What is the point of maven's OpenPGP signatures if anyone can create and upload any keys?

11
votes

Sonatype requires the (non-SNAPSHOT version) artifacts to be GPG-signed; the public OpenPGP keys should be uploaded to a (MIT) key server.

But anyone can create any OpenPGP key with any name an e-mail and upload them to the key server. There is (as far as I know; or am I wrong?) no automatic mechanism in place to associate a particular software project/library with a particular public key. Sure, if anyone wants to check the authenticity of the artifacts, one can always request the public key from the software authors, or perhaps the key is already published somewhere (in a way that associates it with the particular software project); but since this can not be done automatically, hardly anyone ever does it.

So it seems that the whole OpenPGP-signing procedure, also by being quite technical and time-consuming, serves more to instill a false sense of security than actually providing much security to the average user.

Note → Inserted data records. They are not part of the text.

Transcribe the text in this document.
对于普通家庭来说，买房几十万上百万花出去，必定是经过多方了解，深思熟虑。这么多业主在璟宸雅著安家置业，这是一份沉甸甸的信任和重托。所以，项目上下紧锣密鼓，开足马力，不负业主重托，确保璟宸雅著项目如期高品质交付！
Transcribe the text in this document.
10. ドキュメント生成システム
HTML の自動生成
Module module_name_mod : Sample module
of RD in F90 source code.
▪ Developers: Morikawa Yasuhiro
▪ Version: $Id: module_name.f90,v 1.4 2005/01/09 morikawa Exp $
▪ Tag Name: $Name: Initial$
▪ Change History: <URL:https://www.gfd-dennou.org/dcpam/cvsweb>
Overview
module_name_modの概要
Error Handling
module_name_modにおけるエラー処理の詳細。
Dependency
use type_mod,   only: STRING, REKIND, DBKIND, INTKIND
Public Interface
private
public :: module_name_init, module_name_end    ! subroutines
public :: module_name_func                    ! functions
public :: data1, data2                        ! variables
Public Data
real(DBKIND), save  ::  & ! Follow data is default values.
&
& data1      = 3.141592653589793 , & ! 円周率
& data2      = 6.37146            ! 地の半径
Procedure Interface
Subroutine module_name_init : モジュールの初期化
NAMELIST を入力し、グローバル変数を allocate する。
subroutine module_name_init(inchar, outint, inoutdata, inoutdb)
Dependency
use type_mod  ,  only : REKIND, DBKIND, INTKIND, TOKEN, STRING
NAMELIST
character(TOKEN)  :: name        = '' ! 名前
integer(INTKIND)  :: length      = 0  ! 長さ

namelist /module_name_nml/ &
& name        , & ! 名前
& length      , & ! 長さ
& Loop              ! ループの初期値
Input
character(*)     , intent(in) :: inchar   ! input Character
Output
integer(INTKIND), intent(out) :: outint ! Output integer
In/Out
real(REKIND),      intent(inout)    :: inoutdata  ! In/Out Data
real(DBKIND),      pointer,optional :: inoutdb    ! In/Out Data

So shouldn't there be an automatic/streamlined way to associate software projects with OpenPGP keys to make the whole thing actually secure?

1
mavenopenpgp
Signing artifacts is only the first step. What is missing is that a Maven dependency definition also includes information about how to verify the dependency's artifact(s). Either the hash or the expected OpenPGP keys used to sign the artifact. See also stackoverflow.com/a/34795359/194894 and MNG-6026.Flow

1 Answers

4
votes

Applying OpenPGP signatures allows others to verify authorship through the web of trust. As this indeed is a rather complicated approach with a rather steep learning curve, this is not enforced by default.

Sander Mak wrote an excellent introduction about verification of OpenPGP signatures in Maven.. Sadly, he does not show a better way for performing automatic verification but using commercial software as Maven Central proxy:

Automatic verification?

By now, you must be thinking 'that is an awful lot of work just to verify a single dependency'. And you're absolutely right. Applications typically use many dependencies, and checking them all by hand quickly becomes tedious. In my opinion, there is a huge opportunity for Maven-based build tools to support automatic PGP signature verification. Until that is the case though, you can also use Sonatype's Nexus repository manager as a proxy to Maven Central. It can automatically check the PGP signatures for proxied artifacts and refuse to serve them when the signature check fails. Unfortunately, this is only possible using the commercial version Nexus Pro, not with the open source version.

I recently came across a rather new project, the Verify PGP signatures plugin (code on GitHub), which is a Maven artifact to verify OpenPGP signatures of other artifacts and enables you to whitelist keys allowed to sign given artifacts.